Pius Ikedia

Personal information
- Full name: Pius Nelson Ikedia
- Date of birth: 11 July 1980 (age 46)
- Place of birth: Lagos, Nigeria
- Height: 1.66 m (5 ft 5 in)
- Position: Winger

Youth career
- 0000–1996: Okin Oloja Ventures

Senior career*
- Years: Team / Apps / (Gls)
- 1997–1998: Bendel Insurance
- 1998–1999: ASEC Mimosas
- 1999–2005: Ajax / 25 / (2)
- 2002–2003: → Groningen (loan) / 27 / (1)
- 2003–2005: → RBC Roosendaal (loan) / 39 / (5)
- 2005–2007: AZ / 12 / (1)
- 2006–2007: → RKC Waalwijk (loan) / 24 / (2)
- 2007–2008: Metalurh Donetsk / 3 / (0)
- 2008–2010: RBC Roosendaal / 14 / (0)
- 2010–2011: AZAL / 21 / (1)
- 2011–2012: Mağusa Türk Gücü / 18 / (4)
- 2014–2016: OFC Oostzaan

International career
- 1997–2004: Nigeria / 15 / (1)

= Pius Ikedia =

Nigerian footballer

Pius Nelson Ikedia (born 11 July 1980) is a Nigerian former professional footballer who played as a winger.

==Club career==
A product of Abesan estate community in Ipaja area of Lagos.

While still a teenager, Ikedia scored goals along with Julius Aghahowa at Nigerian club Bendel Insurance. He played professional football for one year in Ivory Coast before he was discovered by Dutch giants Ajax. After three seasons with Ajax he was loaned out to various Dutch clubs before finally signing a permanent deal with AZ in 2005. In the 2006–07 season he was out on loan to RKC Waalwijk but failed to make an impact and was subsequently released by AZ. He returned to RBC Roosendaal, whom he had been loaned out to while at Ajax, after a trial with the Chicago Fire, after which he would go on to play for Metalurh Donetsk in Ukraine in 2007. Between 2008 and 2010, he once again played for RBC in the Netherlands. After spells in Azerbaijan and Cyprus with AZAL and Mağusa Türk Gücü, respectively, Ikedia returned to the Netherlands to play for amateur side OFC Oostzaan in 2014. He retired in 2016.

On 20 August 2016, in a match where Ikedia represented Lucky Ajax, a team of former Ajax players, against Sportclub Haarlo, he collapsed and was resuscitated on the pitch.
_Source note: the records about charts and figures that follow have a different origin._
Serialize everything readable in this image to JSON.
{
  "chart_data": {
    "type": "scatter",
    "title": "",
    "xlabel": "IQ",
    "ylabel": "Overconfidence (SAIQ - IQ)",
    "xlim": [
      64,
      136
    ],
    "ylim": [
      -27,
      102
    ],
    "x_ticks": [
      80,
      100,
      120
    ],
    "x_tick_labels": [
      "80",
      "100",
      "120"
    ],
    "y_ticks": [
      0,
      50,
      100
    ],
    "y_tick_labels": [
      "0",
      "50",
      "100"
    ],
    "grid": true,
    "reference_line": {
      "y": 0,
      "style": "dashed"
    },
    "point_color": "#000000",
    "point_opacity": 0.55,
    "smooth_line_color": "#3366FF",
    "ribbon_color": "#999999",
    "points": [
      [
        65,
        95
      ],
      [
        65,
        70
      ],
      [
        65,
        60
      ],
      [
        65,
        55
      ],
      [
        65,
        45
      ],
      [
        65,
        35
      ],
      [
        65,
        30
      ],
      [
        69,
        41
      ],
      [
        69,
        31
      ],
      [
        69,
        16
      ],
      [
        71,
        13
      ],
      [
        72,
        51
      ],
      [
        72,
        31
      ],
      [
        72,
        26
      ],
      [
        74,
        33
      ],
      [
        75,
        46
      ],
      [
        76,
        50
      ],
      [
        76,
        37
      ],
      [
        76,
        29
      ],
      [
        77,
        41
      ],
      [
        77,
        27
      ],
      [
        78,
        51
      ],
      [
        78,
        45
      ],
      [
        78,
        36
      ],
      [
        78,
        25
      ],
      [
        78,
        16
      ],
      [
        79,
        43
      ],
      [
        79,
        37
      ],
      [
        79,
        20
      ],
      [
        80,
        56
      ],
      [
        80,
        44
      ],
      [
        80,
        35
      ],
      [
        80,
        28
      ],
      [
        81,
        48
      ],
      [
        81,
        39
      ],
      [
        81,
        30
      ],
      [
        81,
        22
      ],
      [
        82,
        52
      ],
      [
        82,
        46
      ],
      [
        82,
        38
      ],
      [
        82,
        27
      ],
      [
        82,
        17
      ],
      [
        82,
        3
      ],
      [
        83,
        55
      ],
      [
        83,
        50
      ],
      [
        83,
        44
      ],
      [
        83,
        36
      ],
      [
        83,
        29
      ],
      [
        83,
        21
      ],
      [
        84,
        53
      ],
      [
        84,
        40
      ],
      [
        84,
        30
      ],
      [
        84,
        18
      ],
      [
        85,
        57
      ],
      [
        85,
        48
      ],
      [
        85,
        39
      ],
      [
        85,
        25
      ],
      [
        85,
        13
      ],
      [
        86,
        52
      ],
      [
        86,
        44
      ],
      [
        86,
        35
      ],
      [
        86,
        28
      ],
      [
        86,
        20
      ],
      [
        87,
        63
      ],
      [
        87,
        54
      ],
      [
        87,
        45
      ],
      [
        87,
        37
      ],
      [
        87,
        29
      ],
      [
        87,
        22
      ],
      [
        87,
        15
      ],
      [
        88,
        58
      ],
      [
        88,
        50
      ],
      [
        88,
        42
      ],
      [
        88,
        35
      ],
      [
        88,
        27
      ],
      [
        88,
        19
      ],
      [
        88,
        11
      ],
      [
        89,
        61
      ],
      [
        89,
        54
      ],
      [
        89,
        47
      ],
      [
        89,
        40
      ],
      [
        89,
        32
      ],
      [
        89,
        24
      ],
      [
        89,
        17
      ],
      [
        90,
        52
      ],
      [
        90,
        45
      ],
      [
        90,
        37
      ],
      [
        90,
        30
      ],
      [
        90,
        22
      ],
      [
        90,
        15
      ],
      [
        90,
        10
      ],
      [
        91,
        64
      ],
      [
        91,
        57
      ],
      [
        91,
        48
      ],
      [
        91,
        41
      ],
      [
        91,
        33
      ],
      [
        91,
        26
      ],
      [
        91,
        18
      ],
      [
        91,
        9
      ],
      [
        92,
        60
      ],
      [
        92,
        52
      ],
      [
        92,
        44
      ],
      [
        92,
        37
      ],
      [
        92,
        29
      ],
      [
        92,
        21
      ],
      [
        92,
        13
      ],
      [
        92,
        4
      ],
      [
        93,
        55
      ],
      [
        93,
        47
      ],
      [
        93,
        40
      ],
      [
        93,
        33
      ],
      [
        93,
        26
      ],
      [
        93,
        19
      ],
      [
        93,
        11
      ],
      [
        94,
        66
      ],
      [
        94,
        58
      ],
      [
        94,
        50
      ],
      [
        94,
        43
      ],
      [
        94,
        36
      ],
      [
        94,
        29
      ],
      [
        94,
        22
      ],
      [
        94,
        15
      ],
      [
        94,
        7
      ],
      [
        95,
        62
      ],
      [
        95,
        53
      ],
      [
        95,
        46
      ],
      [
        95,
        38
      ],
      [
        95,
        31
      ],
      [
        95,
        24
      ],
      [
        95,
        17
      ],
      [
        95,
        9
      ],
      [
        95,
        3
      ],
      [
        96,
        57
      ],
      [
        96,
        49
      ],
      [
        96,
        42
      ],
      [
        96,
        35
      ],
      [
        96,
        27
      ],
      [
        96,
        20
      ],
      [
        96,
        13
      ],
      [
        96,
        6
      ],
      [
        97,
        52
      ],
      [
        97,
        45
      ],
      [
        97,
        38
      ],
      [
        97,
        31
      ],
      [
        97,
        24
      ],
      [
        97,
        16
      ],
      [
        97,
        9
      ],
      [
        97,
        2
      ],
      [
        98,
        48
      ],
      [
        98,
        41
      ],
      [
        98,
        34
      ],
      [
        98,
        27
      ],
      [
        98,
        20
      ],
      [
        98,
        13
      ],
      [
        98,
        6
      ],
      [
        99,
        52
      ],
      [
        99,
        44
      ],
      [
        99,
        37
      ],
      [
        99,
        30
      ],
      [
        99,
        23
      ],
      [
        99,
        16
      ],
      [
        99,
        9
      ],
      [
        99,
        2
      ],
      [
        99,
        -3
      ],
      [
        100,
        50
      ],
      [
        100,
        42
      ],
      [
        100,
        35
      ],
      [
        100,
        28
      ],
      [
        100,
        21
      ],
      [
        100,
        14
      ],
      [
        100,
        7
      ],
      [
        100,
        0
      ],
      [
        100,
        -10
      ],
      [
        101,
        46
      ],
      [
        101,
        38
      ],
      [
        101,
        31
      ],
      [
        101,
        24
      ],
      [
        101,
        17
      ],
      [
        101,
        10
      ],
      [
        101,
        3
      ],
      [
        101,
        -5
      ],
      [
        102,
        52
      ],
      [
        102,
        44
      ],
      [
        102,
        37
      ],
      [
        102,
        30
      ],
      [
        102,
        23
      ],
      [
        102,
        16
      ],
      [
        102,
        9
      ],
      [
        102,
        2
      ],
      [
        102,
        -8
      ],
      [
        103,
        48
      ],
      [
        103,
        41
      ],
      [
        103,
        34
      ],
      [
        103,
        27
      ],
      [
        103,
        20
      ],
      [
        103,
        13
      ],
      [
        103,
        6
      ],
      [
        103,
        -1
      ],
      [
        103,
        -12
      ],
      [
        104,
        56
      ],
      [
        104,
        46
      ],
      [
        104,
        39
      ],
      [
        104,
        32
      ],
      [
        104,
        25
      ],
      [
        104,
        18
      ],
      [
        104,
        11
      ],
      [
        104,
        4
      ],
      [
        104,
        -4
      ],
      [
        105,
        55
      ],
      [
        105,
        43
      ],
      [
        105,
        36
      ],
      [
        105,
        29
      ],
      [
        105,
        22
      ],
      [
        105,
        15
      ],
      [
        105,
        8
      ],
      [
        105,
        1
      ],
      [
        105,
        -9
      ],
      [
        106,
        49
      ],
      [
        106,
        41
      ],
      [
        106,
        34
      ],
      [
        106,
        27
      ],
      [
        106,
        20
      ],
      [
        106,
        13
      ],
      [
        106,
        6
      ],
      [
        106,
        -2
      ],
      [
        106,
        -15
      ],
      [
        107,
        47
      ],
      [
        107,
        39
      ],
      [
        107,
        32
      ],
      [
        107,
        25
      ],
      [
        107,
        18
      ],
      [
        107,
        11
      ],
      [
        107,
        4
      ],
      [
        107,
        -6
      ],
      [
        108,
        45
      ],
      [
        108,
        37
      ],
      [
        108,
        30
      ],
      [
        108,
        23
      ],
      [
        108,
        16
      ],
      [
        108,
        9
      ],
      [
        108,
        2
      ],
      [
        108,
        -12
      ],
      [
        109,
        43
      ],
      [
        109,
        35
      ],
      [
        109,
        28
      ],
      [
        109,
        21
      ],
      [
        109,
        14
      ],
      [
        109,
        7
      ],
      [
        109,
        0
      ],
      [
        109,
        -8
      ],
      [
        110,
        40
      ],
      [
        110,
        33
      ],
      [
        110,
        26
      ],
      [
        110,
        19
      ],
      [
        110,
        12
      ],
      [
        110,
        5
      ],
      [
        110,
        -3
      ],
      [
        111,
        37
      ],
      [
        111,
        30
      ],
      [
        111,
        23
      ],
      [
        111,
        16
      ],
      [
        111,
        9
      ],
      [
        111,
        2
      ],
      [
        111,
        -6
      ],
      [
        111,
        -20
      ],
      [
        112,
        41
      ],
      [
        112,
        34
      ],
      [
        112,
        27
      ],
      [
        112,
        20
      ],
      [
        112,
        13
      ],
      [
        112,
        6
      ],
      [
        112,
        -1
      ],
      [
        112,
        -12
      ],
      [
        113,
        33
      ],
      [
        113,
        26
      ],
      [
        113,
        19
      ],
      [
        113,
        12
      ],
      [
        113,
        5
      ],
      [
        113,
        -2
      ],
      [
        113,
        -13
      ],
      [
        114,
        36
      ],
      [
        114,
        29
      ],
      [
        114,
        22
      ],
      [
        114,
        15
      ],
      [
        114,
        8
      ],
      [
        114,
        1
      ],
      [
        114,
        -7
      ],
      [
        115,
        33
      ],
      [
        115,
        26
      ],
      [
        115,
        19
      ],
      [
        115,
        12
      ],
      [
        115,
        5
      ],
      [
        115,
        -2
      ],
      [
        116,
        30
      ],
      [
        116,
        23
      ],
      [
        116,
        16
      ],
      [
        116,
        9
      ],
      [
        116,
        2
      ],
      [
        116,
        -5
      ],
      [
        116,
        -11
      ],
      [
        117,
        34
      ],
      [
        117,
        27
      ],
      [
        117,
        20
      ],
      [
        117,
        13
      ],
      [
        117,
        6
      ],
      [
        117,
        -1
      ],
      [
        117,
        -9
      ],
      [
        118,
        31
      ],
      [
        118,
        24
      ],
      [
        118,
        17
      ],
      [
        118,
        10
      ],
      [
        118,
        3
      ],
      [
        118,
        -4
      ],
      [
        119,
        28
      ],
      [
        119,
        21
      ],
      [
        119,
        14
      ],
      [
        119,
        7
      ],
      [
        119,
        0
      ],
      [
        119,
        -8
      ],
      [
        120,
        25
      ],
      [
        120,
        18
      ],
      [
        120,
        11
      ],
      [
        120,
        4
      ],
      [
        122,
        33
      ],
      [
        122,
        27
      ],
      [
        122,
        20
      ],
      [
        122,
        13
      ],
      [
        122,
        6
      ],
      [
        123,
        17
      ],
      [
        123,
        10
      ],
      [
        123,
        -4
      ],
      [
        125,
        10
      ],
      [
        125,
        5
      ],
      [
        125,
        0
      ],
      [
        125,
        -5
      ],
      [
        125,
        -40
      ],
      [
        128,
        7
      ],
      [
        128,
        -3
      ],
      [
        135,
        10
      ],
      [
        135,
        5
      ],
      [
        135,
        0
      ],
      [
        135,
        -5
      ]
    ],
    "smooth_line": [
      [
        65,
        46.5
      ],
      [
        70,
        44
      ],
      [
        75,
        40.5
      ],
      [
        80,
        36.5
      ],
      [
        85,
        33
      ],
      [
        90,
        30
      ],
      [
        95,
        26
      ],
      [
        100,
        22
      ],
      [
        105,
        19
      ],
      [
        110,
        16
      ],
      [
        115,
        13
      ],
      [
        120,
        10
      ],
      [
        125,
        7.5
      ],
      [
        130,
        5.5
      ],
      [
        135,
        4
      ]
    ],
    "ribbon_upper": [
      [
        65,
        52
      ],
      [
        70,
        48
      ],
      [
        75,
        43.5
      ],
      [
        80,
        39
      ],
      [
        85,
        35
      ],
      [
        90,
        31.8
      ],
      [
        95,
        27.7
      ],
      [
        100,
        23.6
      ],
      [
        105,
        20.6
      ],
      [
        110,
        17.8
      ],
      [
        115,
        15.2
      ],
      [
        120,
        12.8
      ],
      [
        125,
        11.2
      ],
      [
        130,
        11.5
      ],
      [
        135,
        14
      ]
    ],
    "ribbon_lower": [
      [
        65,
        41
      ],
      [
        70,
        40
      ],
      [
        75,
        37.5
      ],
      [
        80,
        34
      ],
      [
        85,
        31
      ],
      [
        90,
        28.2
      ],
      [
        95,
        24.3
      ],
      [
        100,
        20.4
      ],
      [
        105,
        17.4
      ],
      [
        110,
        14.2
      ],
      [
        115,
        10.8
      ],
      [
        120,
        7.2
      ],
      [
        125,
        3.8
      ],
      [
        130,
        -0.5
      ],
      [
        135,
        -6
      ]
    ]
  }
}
Later, it was announced that he was recovering in the hospital and fine considering the circumstances.

==International career==
Ikedia has played 15 international matches and scored one goal for Nigeria, for whom he debuted in 1997. He played at the 2002 FIFA World Cup and the 2000 Summer Olympics.